Kim had low self-esteem through her adolescence and started using drugs and alcohol at a very young age to help her cope with her depression. By the time Kim was in her late 30’s, she was using every day. Kim tells her story starting from the way she was treated at school at a very young age up until she was in her early 40’s and had been sober for 4 years. She tells the story openly sharing both the good things that she learned and all of the negative things that she had to pull herself out of in order to survive and be there for her son. She talks about denial, loving yourself, and taking care of yourself.
It was heartbreaking to read everything that Kim had to go through and the lessons that she had to learn the hard way in order to come out on top of her addiction. It was a tear-jerker when Kim retells her stories about her son Andy, and it truly touched my heart the relationship that she had with her son and how a mother should be willing to do anything to protect their children, including sobering up. The most emotional part was when Kim was talking about being in rehab and having to confront her parents about how she felt.

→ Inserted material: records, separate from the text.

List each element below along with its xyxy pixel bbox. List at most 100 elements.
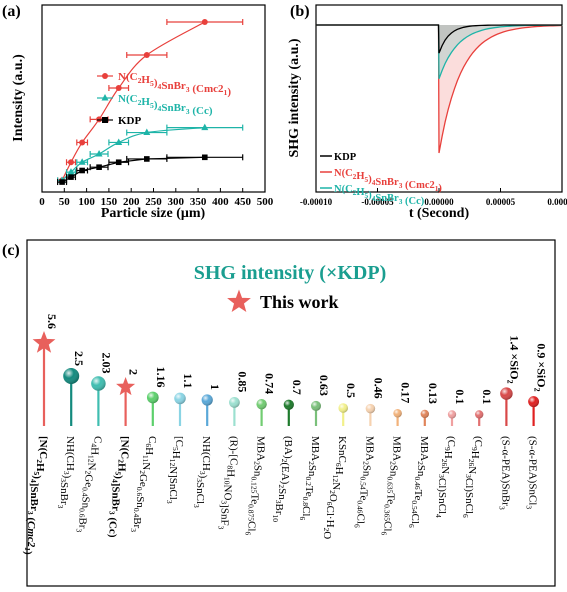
panel-a-x-tick-label: 150 — [101, 196, 118, 208]
panel-a-x-tick-label: 500 — [257, 196, 274, 208]
panel-b-label: (b) — [290, 3, 310, 20]
panel-a-legend-marker — [102, 73, 108, 79]
panel-c-category-label: [C5H12N]SnCl3 — [165, 436, 185, 504]
panel-c-category-label: (R)-[C8H10NO3]SnF3 — [216, 436, 239, 530]
panel-a: (a) 0 50 100 150 200 250 300 350 400 450 500 Parti… — [2, 3, 274, 221]
panel-b-series — [316, 24, 563, 154]
panel-a-data-point — [96, 116, 103, 123]
panel-a-data-point — [79, 167, 85, 174]
panel-c-category-label: [N(C2H5)4]SnBr3 (Cmc21) — [22, 436, 49, 555]
panel-c-ball-highlight — [201, 394, 213, 406]
panel-a-y-axis-label: Intensity (a.u.) — [11, 54, 26, 142]
panel-a-data-point — [201, 19, 208, 25]
panel-a-label: (a) — [2, 3, 21, 20]
panel-c-value-label: 0.1 — [480, 389, 494, 404]
panel-c-category-label: (C9H26N3Cl)SnCl4 — [434, 436, 457, 518]
panel-c-category-label: MBA2Sn0.46Te0.54Cl6 — [407, 436, 430, 528]
panel-c-ball-highlight — [420, 409, 430, 419]
panel-a-data-point — [67, 159, 74, 166]
panel-a-data-point — [59, 179, 65, 185]
panel-a-x-axis-label: Particle size (μm) — [101, 206, 206, 221]
this-work-label: This work — [260, 292, 339, 312]
panel-a-data-point — [96, 164, 102, 170]
panel-c-category-label: C4H12N2Ge0.4Sn0.6Br3 — [74, 436, 103, 532]
panel-c-frame — [26, 239, 556, 587]
panel-a-legend-marker — [101, 94, 109, 101]
panel-a-x-tick-label: 450 — [234, 196, 251, 208]
panel-c-value-label: 5.6 — [45, 314, 59, 329]
panel-a-data-point — [115, 85, 122, 91]
panel-c-value-label: 1.16 — [154, 366, 168, 387]
panel-c-category-label: NH(CH3)3SnCl3 — [192, 436, 212, 508]
panel-b: (b) -0.00010 -0.00005 0.00000 0.00005 0.0001… — [287, 3, 567, 221]
panel-c-ball-highlight — [283, 399, 294, 410]
panel-a-x-ticks: 0 50 100 150 200 250 300 350 400 450 500 — [39, 188, 274, 208]
panel-a-x-tick-label: 350 — [190, 196, 207, 208]
panel-a-data-point — [95, 150, 103, 157]
panel-a-data-point — [201, 123, 209, 131]
panel-a-data-point — [78, 158, 86, 165]
panel-a-data-point — [67, 168, 75, 175]
panel-a-x-tick-label: 250 — [145, 196, 162, 208]
panel-c-value-label: 1.1 — [181, 373, 195, 388]
panel-c-category-label: C6H11N2Ge0.6Sn0.4Br3 — [129, 436, 158, 532]
panel-c-ball-highlight — [310, 400, 322, 411]
panel-c-category-label: KSnC6H12N2O6Cl·H2O — [321, 436, 348, 539]
panel-c-value-label: 0.46 — [371, 378, 385, 399]
panel-c-title: SHG intensity (×KDP) — [194, 262, 387, 284]
panel-c-category-label: (C9H26N3Cl)SnCl6 — [461, 436, 484, 518]
panel-c-category-label: [N(C2H5)4]SnBr3 (Cc) — [107, 436, 131, 538]
panel-c-value-label: 1.4 ×SiO2 — [505, 335, 521, 383]
panel-c-value-label: 0.74 — [263, 373, 277, 394]
panel-a-data-point — [79, 139, 86, 146]
panel-c-category-label: NH(CH3)3SnBr3 — [56, 436, 76, 509]
panel-b-x-tick-label: -0.00010 — [300, 197, 333, 207]
panel-c-value-label: 0.17 — [399, 382, 413, 403]
panel-b-signal-line — [316, 24, 562, 54]
panel-a-legend-label: N(C2H5)4SnBr3 (Cc) — [118, 93, 213, 117]
panel-b-x-tick-label: 0.00010 — [547, 197, 567, 207]
panel-b-legend: KDP N(C2H5)4SnBr3 (Cmc21)N(C2H5)4SnBr3 (C… — [320, 152, 442, 207]
panel-c-bars: 5.6 [N(C2H5)4]SnBr3 (Cmc21) 2.5 NH(CH3)3SnB… — [22, 314, 549, 555]
panel-b-x-tick-label: 0.00005 — [486, 197, 516, 207]
panel-a-data-point — [143, 128, 151, 136]
panel-c-value-label: 2.5 — [72, 351, 86, 366]
panel-a-x-tick-label: 50 — [59, 196, 71, 208]
panel-c: (c) SHG intensity (×KDP) This work 5.6 [N… — [2, 239, 556, 587]
panel-c-value-label: 0.9 ×SiO2 — [533, 343, 549, 391]
panel-c-value-label: 0.1 — [453, 389, 467, 404]
panel-a-legend: N(C2H5)4SnBr3 (Cmc21)N(C2H5)4SnBr3 (Cc)K… — [97, 71, 231, 127]
panel-a-series — [57, 19, 244, 186]
panel-c-value-label: 2.03 — [99, 353, 113, 374]
panel-c-this-work-legend: This work — [227, 289, 339, 313]
panel-c-label: (c) — [2, 242, 20, 259]
panel-c-category-label: (BA)2(EA)2Sn3Br10 — [271, 436, 294, 522]
panel-a-x-tick-label: 200 — [123, 196, 140, 208]
panel-a-x-tick-label: 100 — [78, 196, 95, 208]
panel-c-ball-highlight — [146, 391, 159, 404]
panel-c-ball-highlight — [393, 409, 402, 418]
panel-c-ball-highlight — [447, 410, 457, 419]
panel-c-category-label: MBA2Sn0.54Te0.46Cl6 — [352, 436, 375, 528]
panel-c-ball-highlight — [256, 398, 267, 410]
panel-b-y-axis-label: SHG intensity (a.u.) — [287, 38, 302, 157]
panel-a-x-tick-label: 400 — [212, 196, 229, 208]
panel-a-data-point — [144, 156, 150, 162]
panel-b-legend-label: N(C2H5)4SnBr3 (Cc) — [334, 184, 425, 207]
panel-b-signal-line — [316, 24, 563, 154]
panel-c-ball-highlight — [63, 368, 80, 384]
this-work-star-icon — [227, 289, 251, 313]
panel-a-legend-label: KDP — [118, 115, 142, 127]
panel-c-ball-highlight — [528, 396, 540, 408]
panel-c-value-label: 0.63 — [317, 375, 331, 396]
panel-c-value-label: 2 — [127, 369, 141, 375]
panel-c-value-label: 1 — [208, 384, 222, 390]
panel-c-ball-highlight — [174, 392, 186, 405]
panel-c-ball-highlight — [338, 403, 349, 413]
panel-c-value-label: 0.7 — [290, 380, 304, 395]
panel-c-ball-highlight — [500, 387, 513, 400]
panel-c-category-label: MBA2Sn0.125Te0.875Cl6 — [244, 436, 267, 535]
panel-c-value-label: 0.85 — [235, 371, 249, 392]
panel-a-data-point — [68, 174, 74, 180]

Crystal Clean is a must read for anyone in this generation due to it’s powerful insight on life provided by the wonderful author and mother that dealt with it first hand. It was the most honest work of art that I’ve ever read and would greatly recommend it to anyone. Hands down, 10/10.
“For some people, it only takes one time. Others may use for a few days or a week before it turns on them, but it always does. And the result is always the same. One hundred percent of the time. Meth will rip you apart and destroy you, no matter who you are, and by then it won’t matter how thin you are or how clean your house is because the whole picture is uglier than anything you can possibly imagine.”
“Getting sober is hard. It hurts, mentally and physically. Staying sober takes true courage. The courage to heal not only the pain caused by addiction, but also all the pain that led to addiction.”